Vedo un cavaliere galoppare nella mia direzione. Rallenta mentre si avvicina. Non ci posso credere. Sei qui. Ti osservo come non avevo mai fatto prima. Le mani grandi, le spalle larghe, la schiena, i capelli che da un po' di tempo porti lunghi fino al collo, lo sguardo profondo, le cosce muscolose che si muovono sotto i pantaloni mentre scendi piano da cavallo. Mi vieni incontro.

- André, cosa ci fai qui?

- Non potevo starti lontano, Oscar.

- Non ho bisogno di te. Te l'ho già detto.

- Non mi cacciare via, Oscar. Io ho bisogno di te.

Ci guardiamo per un po'. Ti avvicini. Sono bloccata. Tornano in mente i polsi stretti, il bacio rubato, il peso del tuo corpo, lo strappo.

- Voglio solo esserti vicino, Oscar.

- Non potrò mai darti quello che vuoi... non potrò mai... amarti come una donna ama un uomo.

- Non importa, Oscar. 

Occhi negli occhi. La brezza muove la ciocca di capelli sul tuo volto, scoprendo l'occhio ferito. Un dolore al cuore. Il tuo amore immenso in quello sfregio subito per me. Un amore che non posso ricambiare. Uno sfregio che ti colpisce al cuore.

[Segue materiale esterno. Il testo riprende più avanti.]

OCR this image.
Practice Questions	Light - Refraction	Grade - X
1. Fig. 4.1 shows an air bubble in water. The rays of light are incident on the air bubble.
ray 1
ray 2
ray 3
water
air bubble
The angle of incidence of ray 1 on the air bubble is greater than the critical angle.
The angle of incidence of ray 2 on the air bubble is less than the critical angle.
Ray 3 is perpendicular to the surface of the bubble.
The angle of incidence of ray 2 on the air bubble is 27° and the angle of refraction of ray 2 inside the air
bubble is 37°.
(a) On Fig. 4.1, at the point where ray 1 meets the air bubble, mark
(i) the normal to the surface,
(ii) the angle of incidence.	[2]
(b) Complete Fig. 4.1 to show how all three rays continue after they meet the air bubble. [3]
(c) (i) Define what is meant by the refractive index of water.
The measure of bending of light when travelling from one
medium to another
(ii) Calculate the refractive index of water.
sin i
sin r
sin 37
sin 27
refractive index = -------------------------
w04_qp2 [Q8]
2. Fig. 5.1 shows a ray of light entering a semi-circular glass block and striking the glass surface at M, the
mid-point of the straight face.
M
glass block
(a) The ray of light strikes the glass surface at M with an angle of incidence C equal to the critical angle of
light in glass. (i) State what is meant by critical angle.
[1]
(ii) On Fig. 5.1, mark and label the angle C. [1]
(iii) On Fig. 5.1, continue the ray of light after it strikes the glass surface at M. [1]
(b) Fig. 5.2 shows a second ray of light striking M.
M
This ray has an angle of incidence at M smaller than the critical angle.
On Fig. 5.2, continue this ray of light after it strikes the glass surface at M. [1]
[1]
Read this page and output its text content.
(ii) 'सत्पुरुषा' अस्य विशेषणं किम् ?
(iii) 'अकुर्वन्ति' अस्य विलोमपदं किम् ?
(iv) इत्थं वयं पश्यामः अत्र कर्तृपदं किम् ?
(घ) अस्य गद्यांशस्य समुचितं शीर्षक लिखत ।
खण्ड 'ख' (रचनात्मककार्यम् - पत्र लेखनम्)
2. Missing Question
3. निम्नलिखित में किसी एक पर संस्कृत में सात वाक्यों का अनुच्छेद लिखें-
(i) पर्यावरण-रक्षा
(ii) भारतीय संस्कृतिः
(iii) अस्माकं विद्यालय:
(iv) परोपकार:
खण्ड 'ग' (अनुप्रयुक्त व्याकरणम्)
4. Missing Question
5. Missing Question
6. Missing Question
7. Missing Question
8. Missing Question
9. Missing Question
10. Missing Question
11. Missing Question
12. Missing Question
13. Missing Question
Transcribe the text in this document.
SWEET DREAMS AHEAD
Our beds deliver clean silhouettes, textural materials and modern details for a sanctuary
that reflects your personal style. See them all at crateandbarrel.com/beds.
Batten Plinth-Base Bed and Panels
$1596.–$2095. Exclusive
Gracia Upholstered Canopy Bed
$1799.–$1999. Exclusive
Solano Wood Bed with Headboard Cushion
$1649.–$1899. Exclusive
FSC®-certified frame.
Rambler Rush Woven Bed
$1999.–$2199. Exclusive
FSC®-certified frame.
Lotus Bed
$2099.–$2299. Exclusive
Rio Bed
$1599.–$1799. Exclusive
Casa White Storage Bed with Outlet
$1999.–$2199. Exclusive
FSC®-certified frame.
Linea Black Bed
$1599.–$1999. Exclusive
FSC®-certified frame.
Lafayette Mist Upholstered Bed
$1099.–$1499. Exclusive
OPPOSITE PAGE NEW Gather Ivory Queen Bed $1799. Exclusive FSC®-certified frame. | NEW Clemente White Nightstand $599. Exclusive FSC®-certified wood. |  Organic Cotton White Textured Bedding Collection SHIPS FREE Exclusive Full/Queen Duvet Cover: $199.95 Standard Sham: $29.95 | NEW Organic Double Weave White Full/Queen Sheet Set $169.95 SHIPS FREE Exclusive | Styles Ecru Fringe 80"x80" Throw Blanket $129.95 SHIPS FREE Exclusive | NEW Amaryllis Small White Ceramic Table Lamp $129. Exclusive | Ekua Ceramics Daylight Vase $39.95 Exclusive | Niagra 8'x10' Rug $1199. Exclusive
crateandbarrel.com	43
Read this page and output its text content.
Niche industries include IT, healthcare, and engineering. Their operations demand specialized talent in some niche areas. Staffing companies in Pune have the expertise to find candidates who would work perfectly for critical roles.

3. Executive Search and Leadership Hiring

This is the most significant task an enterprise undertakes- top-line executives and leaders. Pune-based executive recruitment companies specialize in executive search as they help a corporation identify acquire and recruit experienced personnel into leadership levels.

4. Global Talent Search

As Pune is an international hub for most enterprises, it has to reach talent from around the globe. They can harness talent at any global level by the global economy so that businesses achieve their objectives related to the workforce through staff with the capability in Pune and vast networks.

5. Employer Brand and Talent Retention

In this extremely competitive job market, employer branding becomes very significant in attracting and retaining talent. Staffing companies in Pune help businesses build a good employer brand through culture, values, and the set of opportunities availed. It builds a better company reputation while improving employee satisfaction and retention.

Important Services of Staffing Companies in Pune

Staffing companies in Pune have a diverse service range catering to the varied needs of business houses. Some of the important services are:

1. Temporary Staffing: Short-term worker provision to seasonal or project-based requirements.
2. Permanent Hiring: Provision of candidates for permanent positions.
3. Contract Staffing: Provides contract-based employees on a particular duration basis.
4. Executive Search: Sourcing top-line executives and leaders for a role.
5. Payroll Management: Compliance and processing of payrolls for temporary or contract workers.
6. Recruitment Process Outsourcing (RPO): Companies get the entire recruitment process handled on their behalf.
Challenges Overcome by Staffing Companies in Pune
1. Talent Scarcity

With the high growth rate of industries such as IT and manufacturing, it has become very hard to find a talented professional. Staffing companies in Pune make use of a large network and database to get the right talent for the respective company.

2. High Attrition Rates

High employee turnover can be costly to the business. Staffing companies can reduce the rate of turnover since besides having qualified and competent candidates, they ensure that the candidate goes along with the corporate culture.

- Mi sono arruolato nei soldati della guardia.

- Cosa hai fatto? Perché? Non hai capito per caso? Non ho più bisogno di te.

Ti urlo in faccia la mia disapprovazione, la mia disperazione. È la seconda volta che te lo dico in pochi minuti ed è la seconda volta che vedo una piccola smorfia di dolore, che cerchi di nascondere, sul tuo viso. Ti avvicini di più. La tua fronte tocca la mia. Una mano che raggiunge la mia, adagiata a pugno vicino al fianco. Ne accarezzi il dorso con il pollice. Schiudo il pugno e accolgo la tua mano, intrecciando le dita insieme. Sussurri, di nuovo.

- Sei tu che non hai ancora capito. Sono io ad aver bisogno di te.

Immobili. Fronte contro fronte. Mano nella mano. Era questo il modo in cui mi consolavi da piccola quando cadevo, quando subivo le botte di mio padre, quando mi chiedevi perdono per qualche affronto. E tutte le volte mi sentivo bene. 

- Perdonami.

Non ci muoviamo. Il vento leggero trova strada tra la stoffa dei nostri vestiti, tra i capelli, sussurrandomi una verità nascosta. La consapevolezza mi assale. Hai fatto bene a venire. Non ho il coraggio di dirtelo. Codarda. Tu lo sai, l'hai sempre saputo. Ora lo so anch'io. Ho bisogno di te.